En 2019, et Corse mise à part qui constitue un cas particulier, deux départements ont augmenté leur taux (Landes, Ardennes), et quatre l’ont diminué (Bas-Rhin, Deux-Sèvres, Alpes-Maritimes et Morbihan). Ce dernier département diminue ainsi son taux de taxe foncière pour la troisième année consécutive (16,50% en 2016, 16,34% en 2017, 15,85% en 2018 et 15,45% en 2019).

Véranda, terrasse, piscine, garage… Hausse de taxe foncière après travaux

La plupart des travaux d’agrandissement ou d’agrément peuvent conduire à une hausse de taxe foncière.
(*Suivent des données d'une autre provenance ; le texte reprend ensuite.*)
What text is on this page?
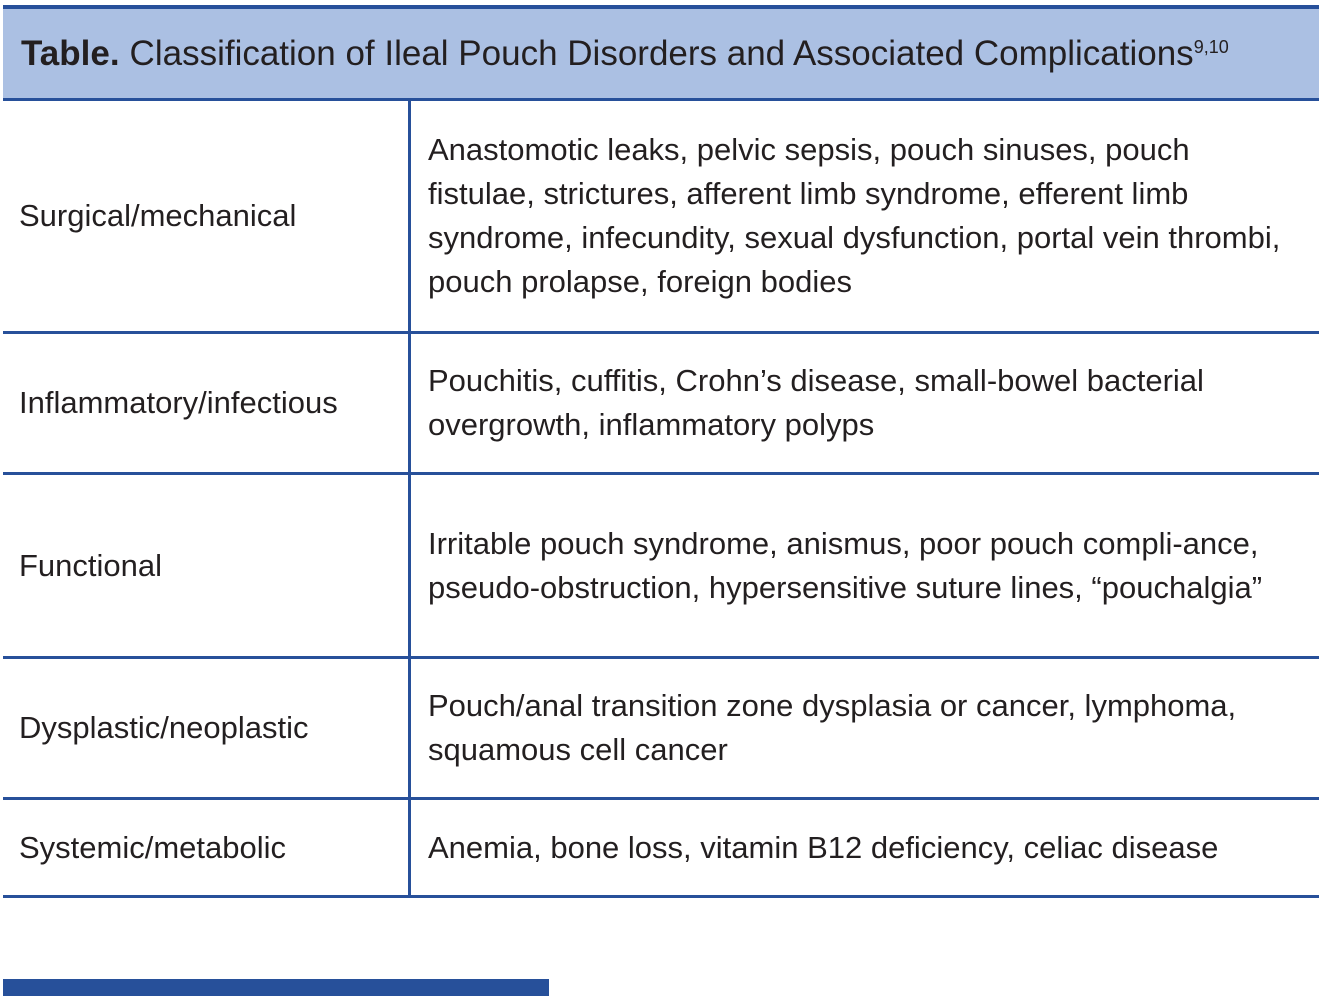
Table. Classification of Ileal Pouch Disorders and Associated Complications$^{9,10}$
Surgical/mechanical
Anastomotic leaks, pelvic sepsis, pouch sinuses, pouch fistulae, strictures, afferent limb syndrome, efferent limb syndrome, infecundity, sexual dysfunction, portal vein thrombi, pouch prolapse, foreign bodies
Inflammatory/infectious
Pouchitis, cuffitis, Crohn’s disease, small-bowel bacterial overgrowth, inflammatory polyps
Functional
Irritable pouch syndrome, anismus, poor pouch compli-ance, pseudo-obstruction, hypersensitive suture lines, “pouchalgia”
Dysplastic/neoplastic
Pouch/anal transition zone dysplasia or cancer, lymphoma, squamous cell cancer
Systemic/metabolic	Anemia, bone loss, vitamin B12 deficiency, celiac disease
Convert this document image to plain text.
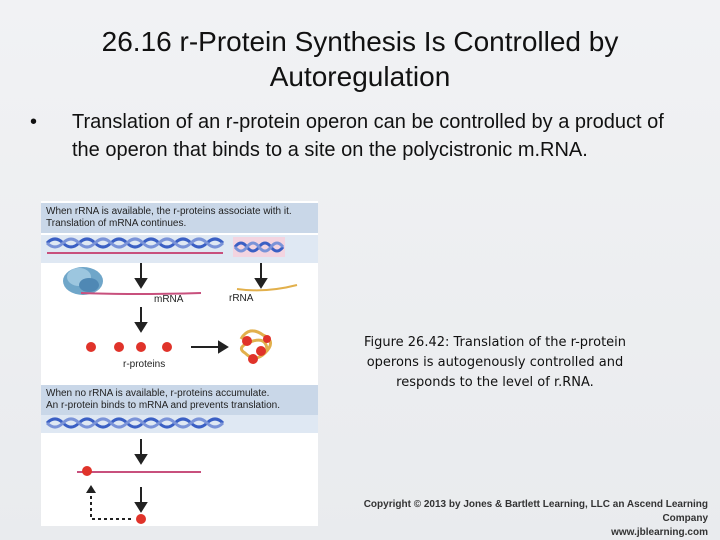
26.16 r-Protein Synthesis Is Controlled by
Autoregulation
• Translation of an r-protein operon can be controlled by a product of the operon that binds to a site on the polycistronic m.RNA.
When rRNA is available, the r-proteins associate with it.
Translation of mRNA continues.
mRNA	rRNA
r-proteins
When no rRNA is available, r-proteins accumulate.
An r-protein binds to mRNA and prevents translation.
Figure 26.42: Translation of the r-protein operons is autogenously controlled and responds to the level of r.RNA.
Copyright © 2013 by Jones & Bartlett Learning, LLC an Ascend Learning Company
www.jblearning.com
C’est notamment le cas des éléments et constructions annexes suivants :

  • garage
  • cave
  • grenier
  • terrasse
  • toiture-terrasse accessible
  • véranda
  • piscine
  • cabane
  • abri de jardin

Ces éléments doivent faire l’objet d’une déclaration au centre des finances publiques. Et même en l’absence de déclaration, une majoration peut être appliquée, par exemple si l’administration apprend qu’une construction nouvelle a été ajoutée sans être déclarée.

La taxe foncière étant calculée sur la situation existant au 1er janvier, les travaux effectués en 2019 auront un impact sur la taxe foncière 2020.